L’aveu n’a évidemment pas le pouvoir d’enlever la faute, mais il ouvre notre cœur  au pardon de Dieu. Isaïe le dit magnifiquement : « Recherchez le SEIGNEUR puisqu’il se laisse trouver, appelez-le puisqu’il est proche. Que le méchant abandonne son chemin, et l’homme malfaisant ses pensées. Qu’il retourne vers le SEIGNEUR qui lui manifestera sa tendresse, vers notre Dieu qui pardonne abondamment. CAR vos pensées ne sont pas mes pensées – oracle du SEIGNEUR. » (Is 55,6-8). Ce que la première lettre de Saint Jean retraduit à son tour : « Si nous disons : Nous n’avons pas de péché, nous nous égarons nous-mêmes et la vérité n’est pas en nous.
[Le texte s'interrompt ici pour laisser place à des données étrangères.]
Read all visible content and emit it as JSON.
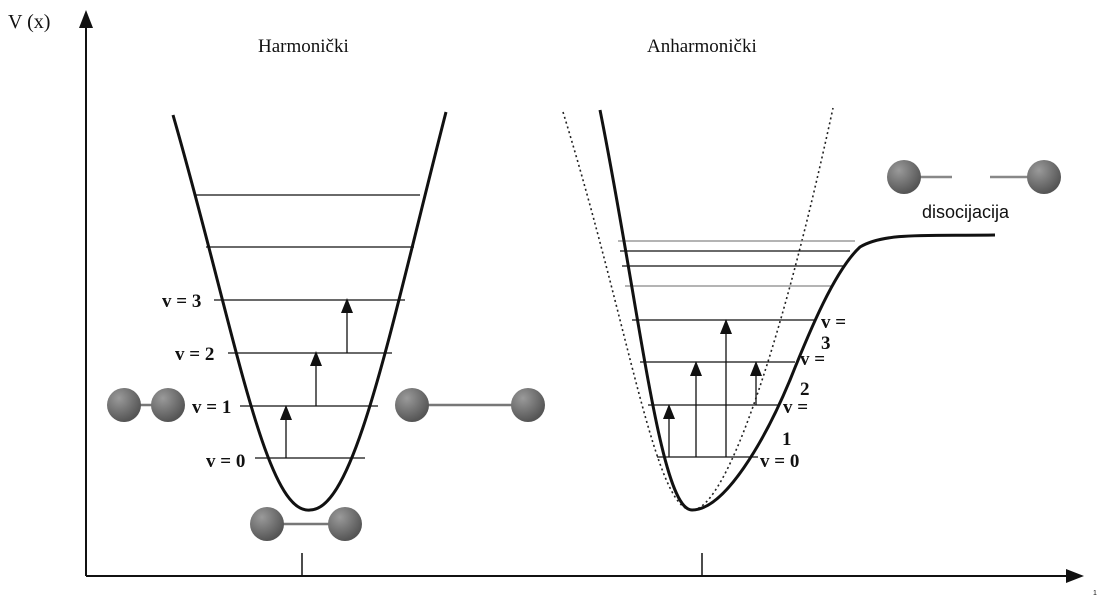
{
  "axis": {
    "y_label": "V (x)"
  },
  "panels": {
    "harmonic": {
      "title": "Harmonički",
      "levels": [
        "v = 3",
        "v = 2",
        "v = 1",
        "v = 0"
      ]
    },
    "anharmonic": {
      "title": "Anharmonički",
      "levels": [
        "v = 0",
        "1",
        "v =",
        "2",
        "v =",
        "3",
        "v ="
      ],
      "dissociation_label": "disocijacija"
    }
  },
  "colors": {
    "line": "#111111",
    "atom": "#6e6e6e",
    "guide": "#999999"
  },
  "corner_mark": "1"
}
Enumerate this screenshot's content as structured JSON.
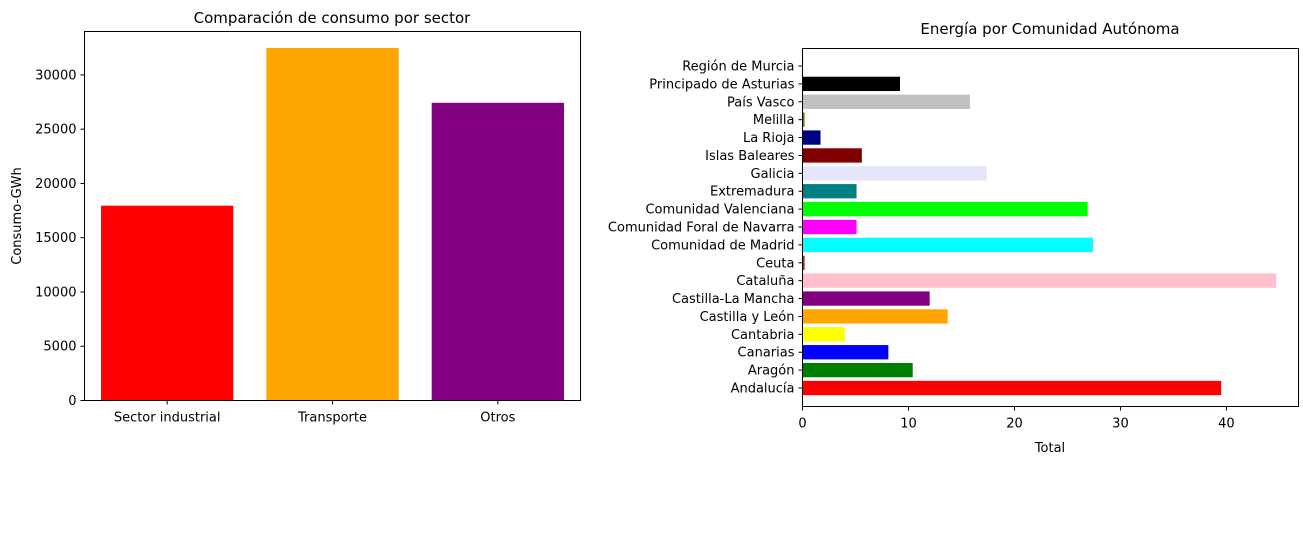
{
  "chart_data": [
    {
      "type": "bar",
      "title": "Comparación de consumo por sector",
      "xlabel": "",
      "ylabel": "Consumo-GWh",
      "ylim": [
        0,
        34000
      ],
      "yticks": [
        0,
        5000,
        10000,
        15000,
        20000,
        25000,
        30000
      ],
      "categories": [
        "Sector industrial",
        "Transporte",
        "Otros"
      ],
      "values": [
        17950,
        32480,
        27430
      ],
      "colors": [
        "#ff0000",
        "#ffa500",
        "#800080"
      ],
      "grid": false
    },
    {
      "type": "bar",
      "orientation": "horizontal",
      "title": "Energía por Comunidad Autónoma",
      "xlabel": "Total",
      "ylabel": "",
      "xlim": [
        0,
        46.8
      ],
      "xticks": [
        0,
        10,
        20,
        30,
        40
      ],
      "categories": [
        "Andalucía",
        "Aragón",
        "Canarias",
        "Cantabria",
        "Castilla y León",
        "Castilla-La Mancha",
        "Cataluña",
        "Ceuta",
        "Comunidad de Madrid",
        "Comunidad Foral de Navarra",
        "Comunidad Valenciana",
        "Extremadura",
        "Galicia",
        "Islas Baleares",
        "La Rioja",
        "Melilla",
        "País Vasco",
        "Principado de Asturias",
        "Región de Murcia"
      ],
      "values": [
        39.5,
        10.4,
        8.1,
        4.0,
        13.7,
        12.0,
        44.7,
        0.2,
        27.4,
        5.1,
        26.9,
        5.1,
        17.4,
        5.6,
        1.7,
        0.2,
        15.8,
        9.2,
        0.0
      ],
      "colors": [
        "#ff0000",
        "#008000",
        "#0000ff",
        "#ffff00",
        "#ffa500",
        "#800080",
        "#ffc0cb",
        "#a52a2a",
        "#00ffff",
        "#ff00ff",
        "#00ff00",
        "#008080",
        "#e6e6fa",
        "#800000",
        "#000080",
        "#808000",
        "#c0c0c0",
        "#000000",
        "#ffffff"
      ],
      "grid": false
    }
  ]
}
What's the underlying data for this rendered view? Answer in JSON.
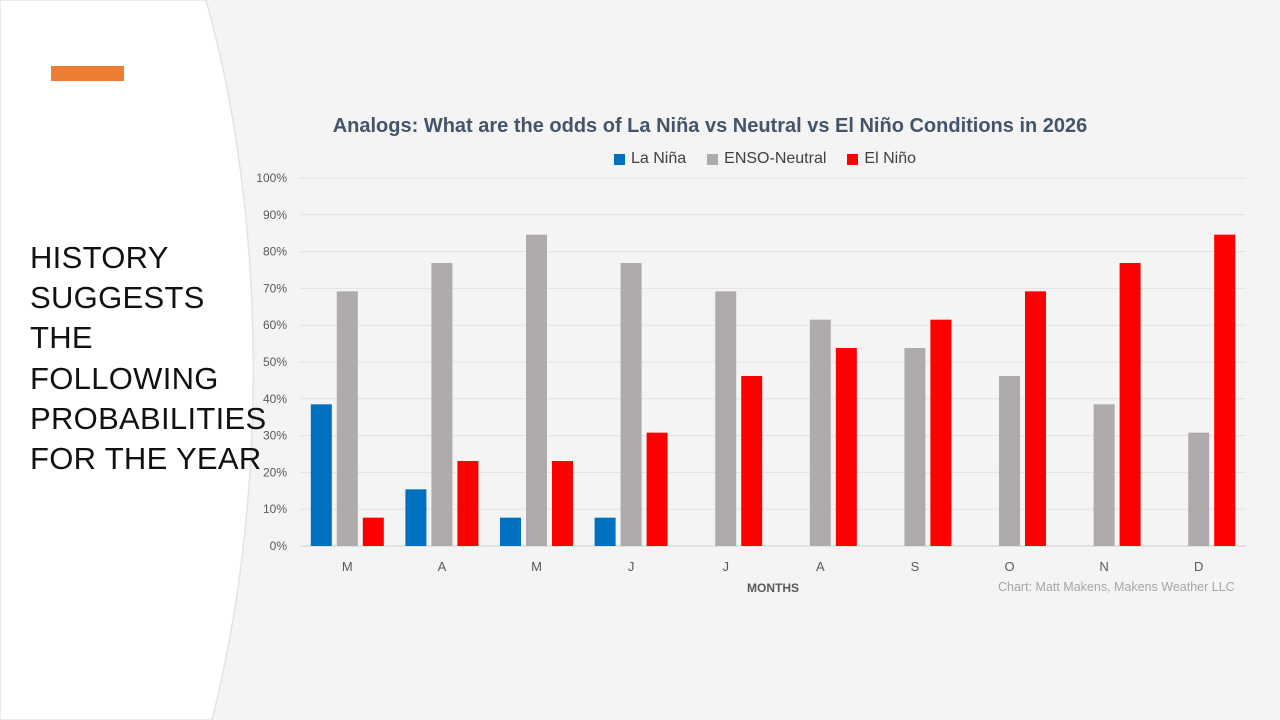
{
  "slide": {
    "headline_lines": [
      "HISTORY",
      "SUGGESTS",
      "THE",
      "FOLLOWING",
      "PROBABILITIES",
      "FOR THE YEAR"
    ],
    "accent_color": "#ed7d31"
  },
  "chart_data": {
    "type": "bar",
    "title": "Analogs: What are the odds of La Niña vs Neutral vs El Niño Conditions in 2026",
    "xlabel": "MONTHS",
    "ylabel": "",
    "ylim": [
      0,
      100
    ],
    "y_ticks": [
      "0%",
      "10%",
      "20%",
      "30%",
      "40%",
      "50%",
      "60%",
      "70%",
      "80%",
      "90%",
      "100%"
    ],
    "categories": [
      "M",
      "A",
      "M",
      "J",
      "J",
      "A",
      "S",
      "O",
      "N",
      "D"
    ],
    "series": [
      {
        "name": "La Niña",
        "color": "#0070c0",
        "values": [
          38.5,
          15.4,
          7.7,
          7.7,
          0,
          0,
          0,
          0,
          0,
          0
        ]
      },
      {
        "name": "ENSO-Neutral",
        "color": "#afabab",
        "values": [
          69.2,
          76.9,
          84.6,
          76.9,
          69.2,
          61.5,
          53.8,
          46.2,
          38.5,
          30.8
        ]
      },
      {
        "name": "El Niño",
        "color": "#ff0000",
        "values": [
          7.7,
          23.1,
          23.1,
          30.8,
          46.2,
          53.8,
          61.5,
          69.2,
          76.9,
          84.6
        ]
      }
    ],
    "grid": true,
    "legend_position": "top",
    "credit": "Chart: Matt Makens, Makens Weather LLC"
  }
}
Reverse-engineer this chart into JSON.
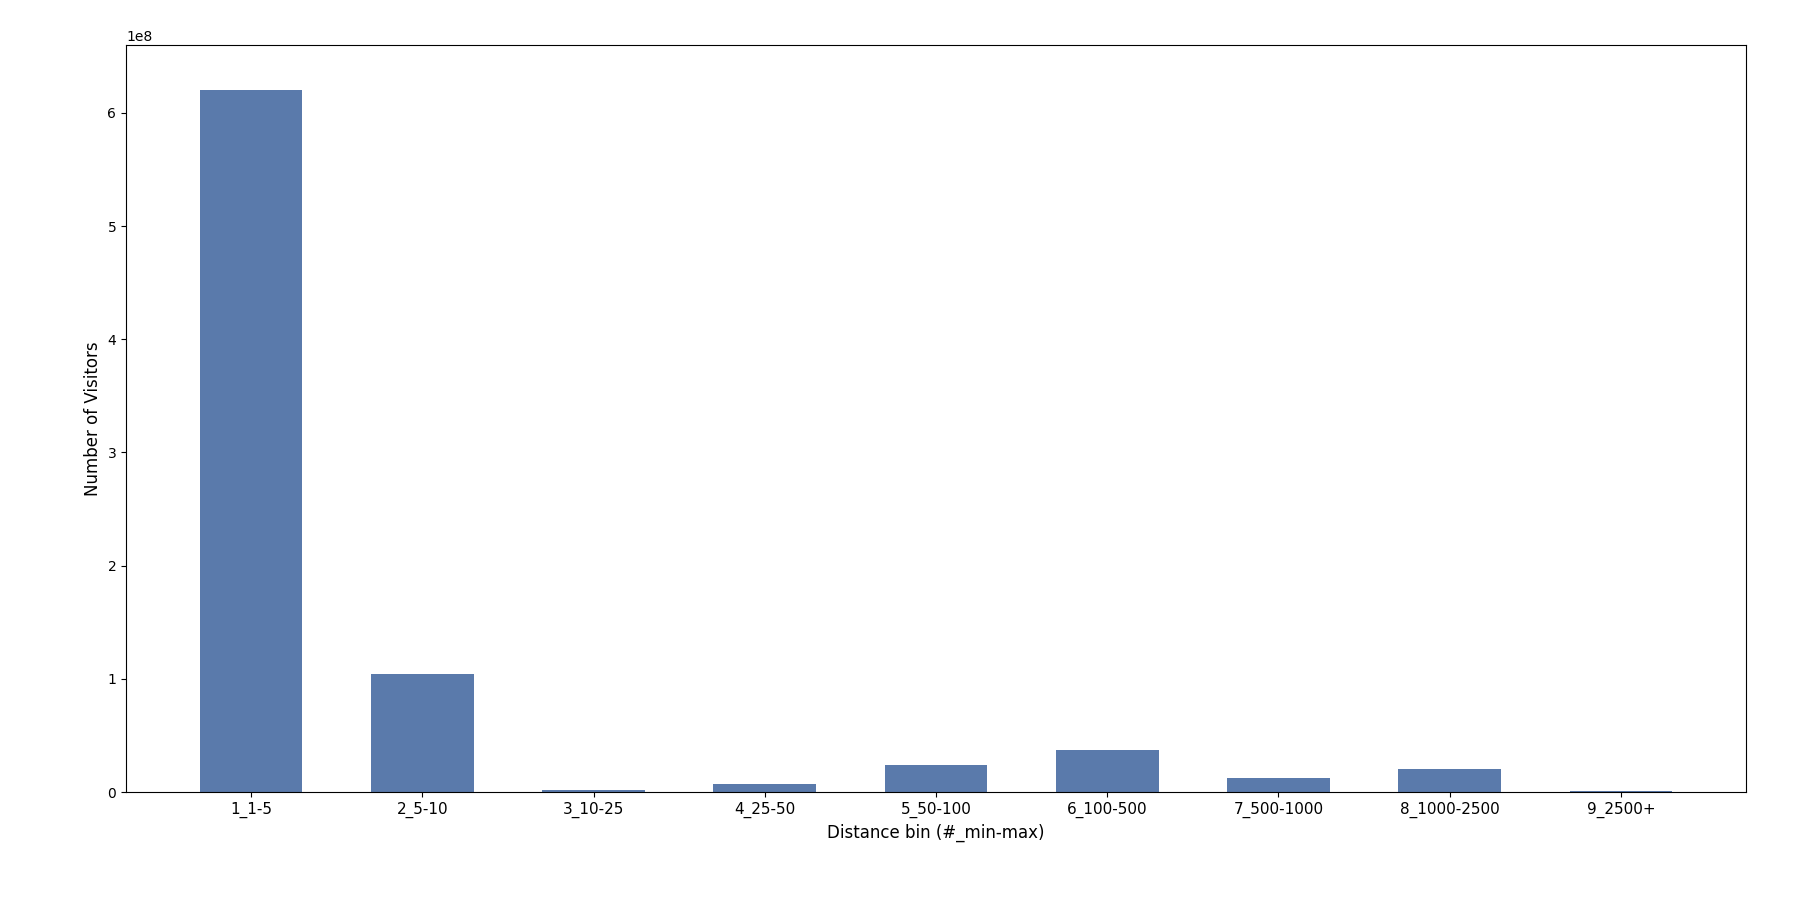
{
  "categories": [
    "1_1-5",
    "2_5-10",
    "3_10-25",
    "4_25-50",
    "5_50-100",
    "6_100-500",
    "7_500-1000",
    "8_1000-2500",
    "9_2500+"
  ],
  "values": [
    620000000,
    104000000,
    1500000,
    7000000,
    24000000,
    37000000,
    12000000,
    20000000,
    500000
  ],
  "bar_color": "#5a7aab",
  "xlabel": "Distance bin (#_min-max)",
  "ylabel": "Number of Visitors",
  "figsize": [
    18.0,
    9.0
  ],
  "dpi": 100,
  "ylim": [
    0,
    660000000
  ]
}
Si nous confessons nos péchés, fidèle et juste comme il est, il nous pardonnera nos péchés et nous purifiera de toute iniquité. » (1 Jn 1,8-9).
Comment ne pas être rempli de reconnaissance ? Au double sens du terme : « confesser » ses fautes (les reconnaître), c’est du même mouvement « confesser » (reconnaître, déborder de reconnaissance pour) l’amour miséricordieux, pardonnant, de Dieu. Le psaume décrit très bien cette expérience comme celle d’une véritable libération intérieure : le verset 3, que la liturgie de ce dimanche n’a pas retenu, disait la souffrance morale (et peut-être physique ?) de celui qui se refusait encore à l’aveu : « Je me taisais (refus de l’aveu) et mes forces s’épuisaient à gémir tout le jour ; ta main, le jour et la nuit, pesait sur moi ; ma vigueur se desséchait comme l’herbe en été. » Mais après l’aveu, le croyant s’écrie : « Et toi, tu as enlevé l’offense de ma faute. Tu es un refuge pour moi, mon abri dans la détresse, de chants de délivrance tu m’as entouré. »
Alors il est armé pour devenir un témoin du pardon de Dieu ; il commence par tirer les leçons de son expérience et les offre à son entourage : « L’amour du SEIGNEUR entourera ceux qui comptent sur lui. Que le SEIGNEUR soit votre joie, hommes justes ! Hommes droits, chantez votre allégresse ! » Saint Paul qui a fait, lui aussi, l’expérience personnelle forte du pardon de Dieu, cite ce psaume dans la lettre aux Romains (Rm 4, 6-8) et en tire deux leçons : premièrement, Dieu pardonne non à cause de nos œuvres, mais gratuitement (l’aveu n’étant pas considéré comme une « œuvre  ») ; deuxièmement ce pardon de Dieu est offert à tout homme (circoncis ou non) : « Heureux l’homme dont la faute est enlevée, et le péché remis ! » « Heureux l’homme » veut bien dire « tout homme ». Et la lettre à Timothée dit bien comment cette allégresse du pécheur pardonné devient un témoignage de salut pour tous (et donc une invitation à y entrer) : « S’il m’a été fait miséricorde, dit Paul, c’est afin qu’en moi, le premier, Christ Jésus démontrât toute sa générosité, comme exemple pour ceux qui allaient croire en lui, en vue d’une vie éternelle. » (1 Tm 1,16).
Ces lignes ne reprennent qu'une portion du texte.